To add to our woes, it is obvious that we are growing increasingly more dependent on technology and that technology increases at an increasing rate. We have not yet learned how to write secure code but are pumping out more code than ever.. This isn’t likely to change, so are we doomed?
No.. Not necessarily. Part of the failure of the industry is that it tried to convince everyone that everyone was the same. That everyone had the same security concerns, and in an attempt to maximize profits that the same generic security solutions are capable of solving everyone’s problems. This lie allowed many to make millions but is also at the root of the growing disillusionment..

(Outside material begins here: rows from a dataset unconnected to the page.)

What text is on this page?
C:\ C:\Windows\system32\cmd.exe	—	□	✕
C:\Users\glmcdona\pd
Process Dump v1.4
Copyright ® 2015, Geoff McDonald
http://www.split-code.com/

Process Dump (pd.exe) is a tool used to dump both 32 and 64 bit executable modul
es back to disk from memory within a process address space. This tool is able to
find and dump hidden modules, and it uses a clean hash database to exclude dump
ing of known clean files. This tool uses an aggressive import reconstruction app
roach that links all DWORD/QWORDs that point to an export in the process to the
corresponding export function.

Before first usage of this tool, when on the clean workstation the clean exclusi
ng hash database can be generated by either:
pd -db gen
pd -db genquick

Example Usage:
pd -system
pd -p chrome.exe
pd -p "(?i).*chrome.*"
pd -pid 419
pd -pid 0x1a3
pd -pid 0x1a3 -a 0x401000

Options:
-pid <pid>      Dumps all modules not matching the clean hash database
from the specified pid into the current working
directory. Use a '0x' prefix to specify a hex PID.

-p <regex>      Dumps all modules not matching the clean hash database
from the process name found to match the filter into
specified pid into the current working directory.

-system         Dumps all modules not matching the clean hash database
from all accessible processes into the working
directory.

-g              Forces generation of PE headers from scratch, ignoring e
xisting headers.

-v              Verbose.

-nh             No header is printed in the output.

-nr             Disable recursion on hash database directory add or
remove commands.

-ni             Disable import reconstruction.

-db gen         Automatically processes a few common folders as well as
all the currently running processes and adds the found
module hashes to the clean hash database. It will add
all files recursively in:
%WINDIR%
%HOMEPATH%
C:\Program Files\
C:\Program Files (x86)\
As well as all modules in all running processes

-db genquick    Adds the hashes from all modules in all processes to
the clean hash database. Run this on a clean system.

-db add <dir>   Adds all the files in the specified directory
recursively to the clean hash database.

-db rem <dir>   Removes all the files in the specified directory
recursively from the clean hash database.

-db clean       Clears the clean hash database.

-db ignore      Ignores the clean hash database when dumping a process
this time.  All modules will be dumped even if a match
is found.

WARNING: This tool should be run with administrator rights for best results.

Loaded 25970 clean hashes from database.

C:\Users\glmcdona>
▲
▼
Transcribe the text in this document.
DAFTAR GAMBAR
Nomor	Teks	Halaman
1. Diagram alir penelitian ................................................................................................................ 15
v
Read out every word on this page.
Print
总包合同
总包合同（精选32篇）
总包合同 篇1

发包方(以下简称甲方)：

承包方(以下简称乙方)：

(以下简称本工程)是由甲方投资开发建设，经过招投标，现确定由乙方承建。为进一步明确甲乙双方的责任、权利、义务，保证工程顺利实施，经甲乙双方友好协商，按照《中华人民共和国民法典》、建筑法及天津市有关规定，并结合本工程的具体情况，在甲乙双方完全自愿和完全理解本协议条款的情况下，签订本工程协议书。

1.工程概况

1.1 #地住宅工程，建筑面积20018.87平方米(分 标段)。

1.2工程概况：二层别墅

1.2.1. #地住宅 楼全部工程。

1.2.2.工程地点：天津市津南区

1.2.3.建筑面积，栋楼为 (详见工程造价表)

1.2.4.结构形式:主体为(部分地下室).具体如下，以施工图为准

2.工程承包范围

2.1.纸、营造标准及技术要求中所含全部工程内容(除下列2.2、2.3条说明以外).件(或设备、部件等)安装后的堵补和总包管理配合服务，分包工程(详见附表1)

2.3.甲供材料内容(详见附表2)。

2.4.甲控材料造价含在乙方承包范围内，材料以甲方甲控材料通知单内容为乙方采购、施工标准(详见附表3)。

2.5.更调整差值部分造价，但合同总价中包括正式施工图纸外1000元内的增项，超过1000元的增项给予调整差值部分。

Not everyone needs to worry as much about getting compromised. Not everyone needs to care as much about their website being defaced. Even the bad press that follows public defacements is sometimes over rated (and often misunderstood). Security currently occupies this strange middle ground. A middle ground where people who don’t need to, often spend too much on it and people who really do need to often spend too little. Much of the spend that is made, is misguided and directed by what vendors have to supply (instead of what consumers actually need) resulting in the perfect storm. We spend a lot on solutions that won’t help, and don’t even realize how vulnerable we are.
We need more than ever to re-examine the promises made by our vendors, and increasingly need to hold them to account for failures. More has to be demanded, but this requires an active informed client (instead of one who is so willing to believe that the new super-solution will conjure our way out of this problem). The easy problems in infosec have been automated. What remains are ugly hairy problems that don’t (yet) lend themselves to simple answers. If a vendor offers you one, show him the door.